In a policy shift, Washington said on Tuesday it would only use atomic weapons in "extreme circumstances" and would not attack non-nuclear states — but singled out "outliers" Iran and North Korea as exceptions.

After a year of attempting diplomatic initiatives, Obama has in recent weeks ratcheted up pressure for fresh UN sanctions against Iran over its nuclear programme, which Washington suspects is masking a weapons drive.

Khamenei dismissed Washington's policy as passing "tornadoes."

"After 30 years, the Iranian nation has shown that it is more resilient and strong and has the ability to stand against any kind of threat," the cleric said.

"Our armed forces must also be alert towards such threats and take their training seriously."

Hardline parliament speaker Ali Larijani also blasted the US policy as "warmongering."

Mehmanparast said Iran would "officially complain" to the United Nations regarding the "threat" from Obama, according to Fars news agency.

The official IRNA news agency said 225 lawmakers had urged the foreign ministry to complain to the UN for what they said was the "American government's threat to international peace."

Iranian atomic chief Ali Akbar Salehi said on Saturday that Tehran would in the coming months begin the mass production of centrifuges capable of enriching uranium three times faster than existing systems.

On Friday Iran unveiled a third generation centrifuge it said can enrich uranium six times faster than the IR-1 system currently installed at its plant in the central city of Natanz.

The Natanz facility has a capacity of 60,000 centrifuges, and Iran has been steadily enriching uranium there for years in defiance of three sets of UN sanctions and threat of a fourth.

Uranium enrichment lies at the heart of the controversy surrounding Iran's nuclear programme as the material can be used either to power a nuclear reactor or to make an atom bomb.

"Once our appraisal of third generation (centrifuges) is complete and we reach its mass production, the manufacture of the second generation machine will be stopped," Salehi said.

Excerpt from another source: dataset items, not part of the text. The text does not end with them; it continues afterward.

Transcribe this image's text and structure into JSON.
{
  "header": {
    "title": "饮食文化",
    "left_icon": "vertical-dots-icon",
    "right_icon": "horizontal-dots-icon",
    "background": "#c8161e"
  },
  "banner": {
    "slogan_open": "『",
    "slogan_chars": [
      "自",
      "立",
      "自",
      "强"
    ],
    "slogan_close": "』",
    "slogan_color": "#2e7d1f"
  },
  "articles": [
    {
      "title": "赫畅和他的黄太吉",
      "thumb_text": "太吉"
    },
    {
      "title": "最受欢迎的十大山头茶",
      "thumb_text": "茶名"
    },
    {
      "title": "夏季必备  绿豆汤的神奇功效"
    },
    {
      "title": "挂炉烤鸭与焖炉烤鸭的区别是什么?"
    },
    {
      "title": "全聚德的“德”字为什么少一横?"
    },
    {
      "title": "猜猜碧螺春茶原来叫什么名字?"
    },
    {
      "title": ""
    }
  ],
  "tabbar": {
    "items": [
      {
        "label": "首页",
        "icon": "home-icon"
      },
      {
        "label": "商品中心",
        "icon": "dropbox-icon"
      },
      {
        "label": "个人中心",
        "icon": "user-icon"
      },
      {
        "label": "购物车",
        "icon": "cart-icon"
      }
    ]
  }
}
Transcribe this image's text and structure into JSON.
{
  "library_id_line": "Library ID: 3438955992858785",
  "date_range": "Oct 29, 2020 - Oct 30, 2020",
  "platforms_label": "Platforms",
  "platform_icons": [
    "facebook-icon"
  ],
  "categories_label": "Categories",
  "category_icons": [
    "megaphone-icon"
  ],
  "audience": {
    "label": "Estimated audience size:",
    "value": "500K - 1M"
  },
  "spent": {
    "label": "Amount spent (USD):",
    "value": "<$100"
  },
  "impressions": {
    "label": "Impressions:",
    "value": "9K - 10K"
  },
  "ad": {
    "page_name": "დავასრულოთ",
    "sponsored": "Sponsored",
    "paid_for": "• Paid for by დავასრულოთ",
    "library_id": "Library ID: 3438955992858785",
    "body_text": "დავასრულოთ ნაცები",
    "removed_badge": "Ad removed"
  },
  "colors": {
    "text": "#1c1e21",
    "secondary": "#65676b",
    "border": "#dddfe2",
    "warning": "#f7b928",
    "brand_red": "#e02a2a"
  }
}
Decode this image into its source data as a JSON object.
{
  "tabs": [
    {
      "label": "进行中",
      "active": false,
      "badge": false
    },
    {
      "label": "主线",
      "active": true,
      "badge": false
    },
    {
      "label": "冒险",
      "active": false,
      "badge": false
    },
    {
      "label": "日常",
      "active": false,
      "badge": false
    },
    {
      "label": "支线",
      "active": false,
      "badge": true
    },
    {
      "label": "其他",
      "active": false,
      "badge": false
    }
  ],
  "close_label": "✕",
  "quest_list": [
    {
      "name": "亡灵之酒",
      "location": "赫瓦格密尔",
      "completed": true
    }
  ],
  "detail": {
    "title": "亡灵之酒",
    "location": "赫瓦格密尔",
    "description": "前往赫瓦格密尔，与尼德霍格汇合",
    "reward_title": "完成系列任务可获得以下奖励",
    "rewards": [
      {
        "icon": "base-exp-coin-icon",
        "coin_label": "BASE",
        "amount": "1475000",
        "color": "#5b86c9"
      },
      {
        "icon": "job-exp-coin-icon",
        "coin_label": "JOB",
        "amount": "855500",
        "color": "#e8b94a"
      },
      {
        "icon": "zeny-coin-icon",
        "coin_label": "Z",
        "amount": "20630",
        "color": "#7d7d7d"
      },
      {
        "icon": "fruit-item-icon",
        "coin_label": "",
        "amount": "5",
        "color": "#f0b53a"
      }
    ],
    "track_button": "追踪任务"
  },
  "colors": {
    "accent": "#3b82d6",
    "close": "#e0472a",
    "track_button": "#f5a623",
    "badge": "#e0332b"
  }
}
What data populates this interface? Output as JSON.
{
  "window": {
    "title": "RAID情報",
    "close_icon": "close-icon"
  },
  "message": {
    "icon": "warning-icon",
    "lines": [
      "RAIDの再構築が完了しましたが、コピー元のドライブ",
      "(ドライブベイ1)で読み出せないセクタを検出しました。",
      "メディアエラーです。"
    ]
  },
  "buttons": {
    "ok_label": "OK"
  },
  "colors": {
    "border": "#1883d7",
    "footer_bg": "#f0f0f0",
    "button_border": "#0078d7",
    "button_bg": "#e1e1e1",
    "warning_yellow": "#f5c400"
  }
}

Salehi also dismissed Western claims Iran lacked the know-how to make the fuel pellets required to power a reactor, such as its Tehran research facility.

"They said: you can't make pellets. But now I can say with certainty that we have the technical knowledge to make fuel pellets," Salehi said.

Russia and France are ready to supply fuel for the Tehran reactor if Iran ships its low-enriched uranium abroad, but the UN-drafted deal is deadlocked over differences between the two sides.

Iran has defiantly started producing the fuel itself, but France says Tehran lacks the technology to convert the material into the fuel pellets needed for the facility which makes medical isotopes.

Salehi said Iran was close to mastering the fuel pellet technology and on Friday the Islamic republic unveiled what it claimed was a "virtual" model of the pellets using copper.

"We are going slowly. In the next stage instead of copper as virtual fuel we will use a material close to uranium and in the following stage we will use uranium itself," he said, adding the pellet manufacturing facility was also nearly ready.